Literary Narrative
(from “The Glass Terrace” by Laila Anders)
When Elise first stepped onto the terrace of the old café, she felt as though she had wandered into a painting. The cracked mosaic tiles shimmered with reflected sunlight, and the awning—striped in faded (5)green—fluttered like a sail above the empty tables. She had not been back in this coastal town since before her mother’s illness.
The café had been their place: a quiet refuge where her mother would sip bitter espresso and read aloud from (10)her dog-eared poetry anthology, pausing occasionally to explain a metaphor or to laugh at her own translations. Elise, twelve then, had listened in silence, half-understanding, half-dreaming.

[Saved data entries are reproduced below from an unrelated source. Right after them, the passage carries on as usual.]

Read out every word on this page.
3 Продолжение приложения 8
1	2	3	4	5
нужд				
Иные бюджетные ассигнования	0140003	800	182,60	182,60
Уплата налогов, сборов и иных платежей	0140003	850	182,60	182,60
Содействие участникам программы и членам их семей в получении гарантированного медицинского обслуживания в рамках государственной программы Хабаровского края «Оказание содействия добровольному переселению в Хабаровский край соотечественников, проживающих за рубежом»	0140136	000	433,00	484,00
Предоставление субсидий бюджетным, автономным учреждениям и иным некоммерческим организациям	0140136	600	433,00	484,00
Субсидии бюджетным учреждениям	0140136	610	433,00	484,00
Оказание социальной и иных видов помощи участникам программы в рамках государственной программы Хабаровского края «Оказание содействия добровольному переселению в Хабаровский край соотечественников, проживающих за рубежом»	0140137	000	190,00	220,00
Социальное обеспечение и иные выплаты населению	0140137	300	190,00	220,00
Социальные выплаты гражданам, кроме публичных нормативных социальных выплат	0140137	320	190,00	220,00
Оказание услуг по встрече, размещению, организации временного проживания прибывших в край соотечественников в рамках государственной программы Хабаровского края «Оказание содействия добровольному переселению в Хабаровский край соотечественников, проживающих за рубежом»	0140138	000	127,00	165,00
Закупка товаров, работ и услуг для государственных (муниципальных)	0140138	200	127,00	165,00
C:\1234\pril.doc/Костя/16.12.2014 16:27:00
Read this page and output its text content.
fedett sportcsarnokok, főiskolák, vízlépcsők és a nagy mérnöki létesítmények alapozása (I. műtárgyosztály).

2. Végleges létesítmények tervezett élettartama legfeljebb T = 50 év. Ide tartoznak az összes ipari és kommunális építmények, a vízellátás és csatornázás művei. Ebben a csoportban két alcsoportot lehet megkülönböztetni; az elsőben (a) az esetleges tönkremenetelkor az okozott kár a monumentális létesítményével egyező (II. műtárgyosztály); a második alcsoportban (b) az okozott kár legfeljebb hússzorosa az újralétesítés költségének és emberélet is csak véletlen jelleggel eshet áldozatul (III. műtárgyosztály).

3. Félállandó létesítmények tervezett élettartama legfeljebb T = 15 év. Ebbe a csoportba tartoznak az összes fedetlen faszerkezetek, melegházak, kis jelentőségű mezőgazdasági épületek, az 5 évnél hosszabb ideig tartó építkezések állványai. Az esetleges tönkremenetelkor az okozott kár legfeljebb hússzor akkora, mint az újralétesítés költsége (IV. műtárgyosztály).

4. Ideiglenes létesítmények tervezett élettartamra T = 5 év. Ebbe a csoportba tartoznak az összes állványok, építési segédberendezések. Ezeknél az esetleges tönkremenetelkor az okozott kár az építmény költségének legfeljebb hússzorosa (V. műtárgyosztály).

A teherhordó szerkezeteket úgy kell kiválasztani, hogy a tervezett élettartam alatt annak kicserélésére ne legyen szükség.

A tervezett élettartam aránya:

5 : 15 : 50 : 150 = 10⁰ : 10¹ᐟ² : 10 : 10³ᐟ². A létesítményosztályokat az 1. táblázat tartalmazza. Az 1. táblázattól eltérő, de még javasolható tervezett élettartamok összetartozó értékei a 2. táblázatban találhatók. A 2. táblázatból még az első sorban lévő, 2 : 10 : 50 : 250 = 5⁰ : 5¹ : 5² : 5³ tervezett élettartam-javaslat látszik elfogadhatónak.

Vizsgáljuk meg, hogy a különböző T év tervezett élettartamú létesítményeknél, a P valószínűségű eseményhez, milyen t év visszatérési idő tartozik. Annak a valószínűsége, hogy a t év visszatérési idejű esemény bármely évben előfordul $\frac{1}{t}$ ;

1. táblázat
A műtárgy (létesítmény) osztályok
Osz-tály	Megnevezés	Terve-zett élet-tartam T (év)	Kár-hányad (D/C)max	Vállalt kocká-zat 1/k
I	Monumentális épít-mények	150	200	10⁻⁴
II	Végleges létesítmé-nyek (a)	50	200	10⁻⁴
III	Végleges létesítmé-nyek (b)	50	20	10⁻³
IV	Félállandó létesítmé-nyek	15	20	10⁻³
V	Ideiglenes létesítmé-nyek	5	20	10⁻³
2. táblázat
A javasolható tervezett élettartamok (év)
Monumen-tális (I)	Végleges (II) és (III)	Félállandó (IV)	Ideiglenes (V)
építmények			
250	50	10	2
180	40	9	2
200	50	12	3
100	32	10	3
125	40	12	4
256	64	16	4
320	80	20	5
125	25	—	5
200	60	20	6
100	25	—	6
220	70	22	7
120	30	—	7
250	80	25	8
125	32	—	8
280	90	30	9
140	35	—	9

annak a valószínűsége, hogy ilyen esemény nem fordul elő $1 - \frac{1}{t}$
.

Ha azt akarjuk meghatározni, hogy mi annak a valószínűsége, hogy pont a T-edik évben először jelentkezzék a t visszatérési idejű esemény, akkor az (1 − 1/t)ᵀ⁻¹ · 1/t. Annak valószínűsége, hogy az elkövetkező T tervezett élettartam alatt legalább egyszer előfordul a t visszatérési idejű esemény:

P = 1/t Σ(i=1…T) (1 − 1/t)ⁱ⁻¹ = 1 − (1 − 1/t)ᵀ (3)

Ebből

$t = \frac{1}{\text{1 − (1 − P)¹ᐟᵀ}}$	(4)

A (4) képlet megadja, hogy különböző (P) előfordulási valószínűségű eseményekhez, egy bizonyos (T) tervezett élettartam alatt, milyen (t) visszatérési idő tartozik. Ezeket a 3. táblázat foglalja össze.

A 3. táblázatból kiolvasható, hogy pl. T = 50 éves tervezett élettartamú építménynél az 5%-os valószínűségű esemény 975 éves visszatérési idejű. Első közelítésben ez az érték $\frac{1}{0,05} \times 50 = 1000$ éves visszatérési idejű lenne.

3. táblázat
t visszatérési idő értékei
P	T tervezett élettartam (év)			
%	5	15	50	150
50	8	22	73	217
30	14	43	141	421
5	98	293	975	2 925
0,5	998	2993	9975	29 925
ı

Now, at twenty-seven, she was back for the first time (15)since the funeral. The waiter, a gray-haired man with the same cautious politeness she remembered, barely recognized her until she said her mother’s name. Then his eyes softened.
“Always with her book,” he said. “You used to draw while she read.”

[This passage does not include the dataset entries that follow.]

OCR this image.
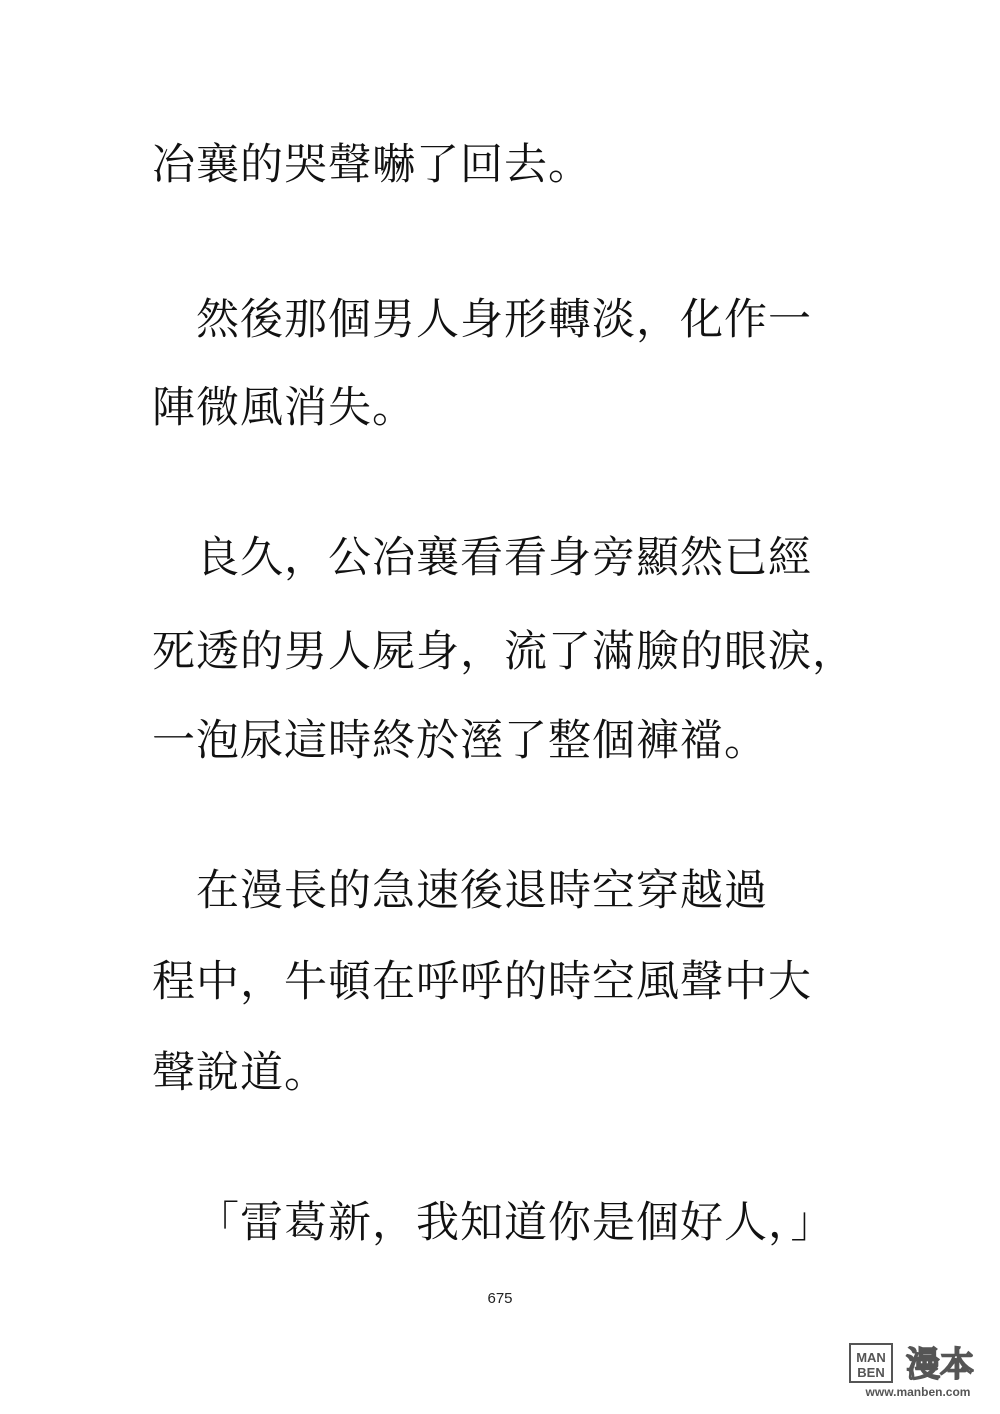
冶襄的哭聲嚇了回去。
然後那個男人身形轉淡，化作一
陣微風消失。
良久，公冶襄看看身旁顯然已經
死透的男人屍身，流了滿臉的眼淚，
一泡尿這時終於溼了整個褲襠。
在漫長的急速後退時空穿越過
程中，牛頓在呼呼的時空風聲中大
聲說道。
「雷葛新，我知道你是個好人，」
675
MAN
BEN 漫本
www.manben.com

(20)Elise nodded. The sketchbook, she thought, had been lost years ago—left on a train or misplaced during one of her hurried moves. Yet standing there, she could almost feel the coarse paper beneath her fingers, smell the coffee mingling with the salt air.
(25)She ordered tea, though she disliked it, and sat by the railing. Below, the harbor bustled: fishermen calling, children chasing gulls. On the opposite shore, the mountains were faint and blue, dissolving into haze. She opened her notebook and began to write—(30)something she hadn’t done in months.
The words came slowly, but they came. She wrote about return and memory, about things that vanish and things that stay. When she paused, the waiter approached again with a small plate. On it lay a (35)biscuit, shaped like a seashell.
“For you,” he said. “Your mother’s favorite.”
Elise smiled. The sea breeze lifted the corner of her page, and she placed the biscuit there to keep it still. For a moment, it felt as though her mother were (40)sitting across from her once more, the anthology open, the verses carried away by the wind.